2011/01/20

The Copier May Eat Your Information

Watch out those so-called copy mahines or copiers! It is true...According to a survey held by SHARP in 2008 that "60% of Americans don’t know that copiers store images on hard drives"

Nearly every digital copier no matter what brands (Xerox, Canon, TOSHIBA, HP) built after 2002 contains a hard drive. Like one of your personal computers, it stores image of every documents, scan, copy or email by the machine. The initial design aims to speed up the copy and print processes. When each page of the original work passes over the copy surface, the photocopier scans a digital image of the work using a so-called digital scanner. Depending on the quality of the copier machines, the digital scan may take from about one second to almost half a minute. Although some very high-end copiers can copy one or more pages a second, most copiers process about one page every five to ten seconds. And those high-end copy machines are most likely to attach hard drives.
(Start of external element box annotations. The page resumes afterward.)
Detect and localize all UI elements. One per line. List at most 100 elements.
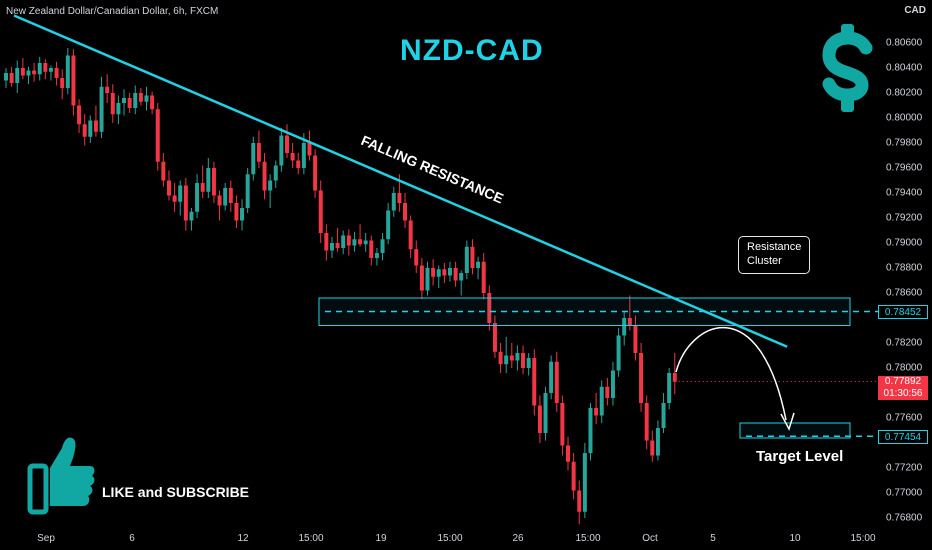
candle-body	[66, 56, 70, 89]
x-tick-label: 10	[789, 533, 800, 544]
current-price-value: 0.77892	[878, 376, 928, 388]
candle-body	[465, 247, 469, 273]
candle-body	[234, 203, 238, 221]
candle-body	[184, 186, 188, 221]
candle-body	[116, 103, 120, 114]
candle-body	[527, 358, 531, 368]
candle-body	[566, 446, 570, 462]
y-tick-label: 0.77200	[886, 463, 922, 474]
candle-body	[38, 63, 42, 74]
candle-body	[375, 253, 379, 258]
x-tick-label: 19	[375, 533, 386, 544]
candle-body	[251, 143, 255, 174]
candle-body	[555, 362, 559, 403]
y-tick-label: 0.79800	[886, 138, 922, 149]
resistance-cluster-callout: Resistance Cluster	[738, 236, 810, 274]
candle-body	[454, 268, 458, 281]
candle-body	[156, 109, 160, 162]
candle-body	[296, 161, 300, 169]
candle-body	[268, 181, 272, 191]
thumbs-up-icon	[26, 432, 98, 516]
y-tick-label: 0.78800	[886, 263, 922, 274]
candle-body	[133, 93, 137, 108]
candle-body	[100, 87, 104, 132]
y-tick-label: 0.76800	[886, 513, 922, 524]
candle-body	[499, 352, 503, 365]
candle-body	[470, 247, 474, 268]
candle-body	[139, 93, 143, 102]
candle-body	[206, 168, 210, 192]
candle-body	[448, 268, 452, 276]
candle-body	[223, 188, 227, 206]
y-tick-label: 0.79200	[886, 213, 922, 224]
candle-body	[482, 262, 486, 293]
candle-body	[673, 373, 677, 382]
candle-body	[128, 98, 132, 108]
y-tick-label: 0.80000	[886, 113, 922, 124]
candle-body	[88, 121, 92, 137]
candle-body	[21, 68, 25, 76]
candle-body	[55, 68, 59, 78]
candle-body	[347, 236, 351, 246]
candle-body	[201, 183, 205, 192]
dollar-icon	[822, 20, 874, 116]
x-tick-label: 12	[237, 533, 248, 544]
candle-body	[189, 212, 193, 221]
candle-body	[409, 221, 413, 250]
candle-body	[560, 403, 564, 446]
y-tick-label: 0.79400	[886, 188, 922, 199]
y-tick-label: 0.79600	[886, 163, 922, 174]
candle-body	[336, 243, 340, 248]
x-tick-label: 15:00	[437, 533, 462, 544]
candle-body	[178, 186, 182, 202]
candle-body	[291, 153, 295, 161]
candle-body	[667, 373, 671, 403]
candle-body	[26, 71, 30, 76]
candle-body	[617, 336, 621, 371]
candle-body	[352, 239, 356, 245]
candle-body	[521, 353, 525, 368]
candle-body	[532, 358, 536, 406]
projection-path	[676, 328, 786, 420]
candle-body	[49, 68, 53, 72]
candle-body	[319, 191, 323, 234]
candle-body	[656, 428, 660, 456]
x-tick-label: 15:00	[298, 533, 323, 544]
candle-body	[662, 403, 666, 428]
candle-body	[77, 106, 81, 125]
candle-body	[307, 143, 311, 156]
candles-layer	[4, 48, 677, 524]
x-tick-label: 15:00	[850, 533, 875, 544]
bar-countdown: 01:30:56	[878, 388, 928, 400]
candle-body	[263, 162, 267, 191]
y-tick-label: 0.80200	[886, 88, 922, 99]
y-tick-label: 0.77600	[886, 413, 922, 424]
candle-body	[369, 241, 373, 259]
candle-body	[313, 156, 317, 191]
candle-body	[577, 491, 581, 512]
x-tick-label: 6	[129, 533, 135, 544]
candle-body	[341, 236, 345, 249]
callout-line-1: Resistance	[747, 240, 809, 254]
candle-body	[43, 63, 47, 72]
candle-body	[476, 262, 480, 268]
candle-body	[645, 403, 649, 441]
candle-body	[504, 356, 508, 365]
candle-body	[364, 241, 368, 245]
x-tick-label: 15:00	[575, 533, 600, 544]
candle-body	[330, 243, 334, 251]
candle-body	[71, 56, 75, 106]
like-subscribe-text: LIKE and SUBSCRIBE	[102, 484, 249, 500]
candle-body	[386, 211, 390, 240]
candle-body	[4, 73, 8, 81]
candle-body	[240, 208, 244, 221]
candle-body	[381, 239, 385, 253]
y-tick-label: 0.78200	[886, 338, 922, 349]
candle-body	[285, 136, 289, 154]
candle-body	[257, 143, 261, 162]
candle-body	[633, 326, 637, 354]
candle-body	[145, 96, 149, 102]
candle-body	[538, 406, 542, 434]
candle-body	[437, 269, 441, 277]
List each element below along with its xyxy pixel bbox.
Once the digital image is scanned, it may be manipulated to comply with controls set by the user. After the image is scanned in to memory and manipulated to the user’s preference, it is ready to be printed. But keep in mind, after you finish the copy or print work, the information you dealt with is still kept on the copier hard drive by means of images. This is why the copy machines may eat your private information even without your permission.
It reported that SHARP would charge you additional 500$ if you wanted to erase the stored image information on the hard drive of each of its copy machines. Leave out the price you may have to pay, I am wondering how the stuff working on copy machine industry erase those highly private information, by talking the drive out and connect to a computer then delete the private information directly or format the whole drive? Will delete or format erase the information on the hard drive permanently? I doubt that. If you have some knowledge of data recovery, you should know deleted or formatted information can be recovered from hard drives with a data recovery tool, or more specific by a photo recovery tool as the scanned information is stored in form of images.